Before we go there though, how about another quick little history lesson? 
 
So, we all know that Christopher Columbus “discovered” the continent that became known
as America. But... He refused to believe it. When he landed on the Bahamas he thought he had discovered islands en route to East Asia. As Professor Harari puts it: “He called the people he found there ‘Indians’ because he thought he had landed in the Indies—what we now call the East Indies or the Indonesian archipelago. Columbus stuck to this error for the rest of his life. The idea that he had discovered a completely unknown continent was inconceivable for him and for many of his generation.”
 
Then, get this: America was mistakenly named by map-maker Martin Waldseemüller who thought explorer Amerigo Vespucci discovered it. As Harari says, “There is poetic justice in the fact that a quarter of the world, and two of its seven continents, are named after a little-known Italian whose sole claim to fame is that he had the courage to say, ‘We don’t know.’”
 
Alright. Back to the Scientific Optimizing.
 
Today’s +1. 
 
Let’s throw on our lab coats and goggles and grab our clipboards.
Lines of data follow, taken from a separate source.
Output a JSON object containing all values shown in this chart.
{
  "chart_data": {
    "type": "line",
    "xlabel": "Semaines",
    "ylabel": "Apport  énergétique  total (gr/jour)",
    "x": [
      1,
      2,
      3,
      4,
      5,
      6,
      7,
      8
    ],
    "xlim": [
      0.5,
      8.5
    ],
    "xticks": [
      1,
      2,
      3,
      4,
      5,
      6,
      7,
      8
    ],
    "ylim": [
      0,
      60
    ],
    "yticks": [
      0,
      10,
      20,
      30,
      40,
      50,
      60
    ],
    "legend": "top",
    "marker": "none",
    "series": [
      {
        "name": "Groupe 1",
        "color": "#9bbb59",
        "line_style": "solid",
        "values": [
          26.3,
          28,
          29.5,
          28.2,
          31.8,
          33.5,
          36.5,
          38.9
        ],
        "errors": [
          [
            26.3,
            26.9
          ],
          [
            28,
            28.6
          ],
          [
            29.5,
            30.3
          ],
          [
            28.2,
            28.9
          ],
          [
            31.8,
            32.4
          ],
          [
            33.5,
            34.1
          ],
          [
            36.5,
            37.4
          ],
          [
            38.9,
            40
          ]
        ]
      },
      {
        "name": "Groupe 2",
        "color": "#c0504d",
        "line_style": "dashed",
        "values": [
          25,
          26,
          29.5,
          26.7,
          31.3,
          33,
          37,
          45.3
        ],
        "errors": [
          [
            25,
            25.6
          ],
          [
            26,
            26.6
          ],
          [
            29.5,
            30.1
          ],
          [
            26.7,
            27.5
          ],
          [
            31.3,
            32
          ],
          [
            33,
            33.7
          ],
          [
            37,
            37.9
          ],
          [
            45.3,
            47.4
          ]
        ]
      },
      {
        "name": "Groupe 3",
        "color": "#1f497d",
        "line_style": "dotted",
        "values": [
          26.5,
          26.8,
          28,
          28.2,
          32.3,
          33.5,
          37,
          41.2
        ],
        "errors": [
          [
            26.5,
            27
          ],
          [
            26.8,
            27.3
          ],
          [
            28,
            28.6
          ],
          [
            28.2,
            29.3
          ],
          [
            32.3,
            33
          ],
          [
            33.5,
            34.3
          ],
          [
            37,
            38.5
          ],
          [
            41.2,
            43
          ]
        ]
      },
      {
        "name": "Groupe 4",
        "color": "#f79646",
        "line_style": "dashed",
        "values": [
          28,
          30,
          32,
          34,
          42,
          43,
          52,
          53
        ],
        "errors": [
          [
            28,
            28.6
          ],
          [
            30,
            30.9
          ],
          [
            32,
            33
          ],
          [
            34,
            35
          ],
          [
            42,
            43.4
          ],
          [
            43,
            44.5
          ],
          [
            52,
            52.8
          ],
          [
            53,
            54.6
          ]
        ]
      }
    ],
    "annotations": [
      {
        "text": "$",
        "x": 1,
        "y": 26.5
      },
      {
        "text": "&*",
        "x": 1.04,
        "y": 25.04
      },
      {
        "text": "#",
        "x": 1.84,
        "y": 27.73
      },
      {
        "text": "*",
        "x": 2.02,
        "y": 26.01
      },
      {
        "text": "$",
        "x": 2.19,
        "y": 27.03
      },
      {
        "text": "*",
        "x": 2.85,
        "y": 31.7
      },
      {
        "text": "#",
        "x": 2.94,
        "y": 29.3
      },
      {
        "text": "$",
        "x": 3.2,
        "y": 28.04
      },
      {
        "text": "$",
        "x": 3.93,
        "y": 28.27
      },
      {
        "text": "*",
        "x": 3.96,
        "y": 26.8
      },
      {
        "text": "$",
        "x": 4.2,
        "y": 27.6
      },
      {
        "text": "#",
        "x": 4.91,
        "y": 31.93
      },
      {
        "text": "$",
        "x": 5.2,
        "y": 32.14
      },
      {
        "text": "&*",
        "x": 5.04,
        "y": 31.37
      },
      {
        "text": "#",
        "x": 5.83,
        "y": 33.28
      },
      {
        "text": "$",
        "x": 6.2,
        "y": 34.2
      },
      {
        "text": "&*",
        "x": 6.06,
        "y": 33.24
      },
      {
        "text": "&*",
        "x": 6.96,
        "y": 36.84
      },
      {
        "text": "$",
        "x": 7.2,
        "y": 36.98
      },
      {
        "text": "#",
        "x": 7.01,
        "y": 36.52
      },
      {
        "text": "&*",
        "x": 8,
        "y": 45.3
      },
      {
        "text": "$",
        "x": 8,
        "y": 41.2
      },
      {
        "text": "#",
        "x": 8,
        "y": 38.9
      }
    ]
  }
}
It’s time to run some experiments. 
 
In fact, let’s follow Ralph Waldo Emerson’s wisdom and make EVERYTHING an experiment.
 
btw: My hunch is you’re familiar with this quote: All life is an experiment. The more experiments the better.”
 
The full passage is even better. As Ralph says: “Do not be too timid and squeamish about your actions. All life is an experiment. The more experiments you make the better. What if they are a little coarse and you may get your coat soiled or torn? What if you do fail, and get fairly rolled in the dirt once or twice? Up again, you shall never be so afraid of a tumble.”
 
So, my dear Scientifically-Experimenting-Ignoramus-Optimizer friend: What experiments have YOU run lately?
 
Let’s measure our little (and big) tests as objectively as we can—making the connection between the mundane things like “When I eat that, my nose gets stuffy” and “When I’m online late at night I sleep poorly and that diminishes my energy and optimism which makes me grumpy which slows down my actualization” to... Whatever else you need to shine the light of ignorance on!
 
Then, of course, we need to take that data and APPLY it to our lives. As Harari points out, it’s APPLIED scientific knowledge that leads to power. 
 
We can only gain new power by moving from *theory* to PRACTICE. 
 
So, my dear Scientifically-Experimenting-Ignoramus-Optimizer friend: What data have you gotten from recent experiments and, most importantly, how will you apply that knowledge to your life TODAY?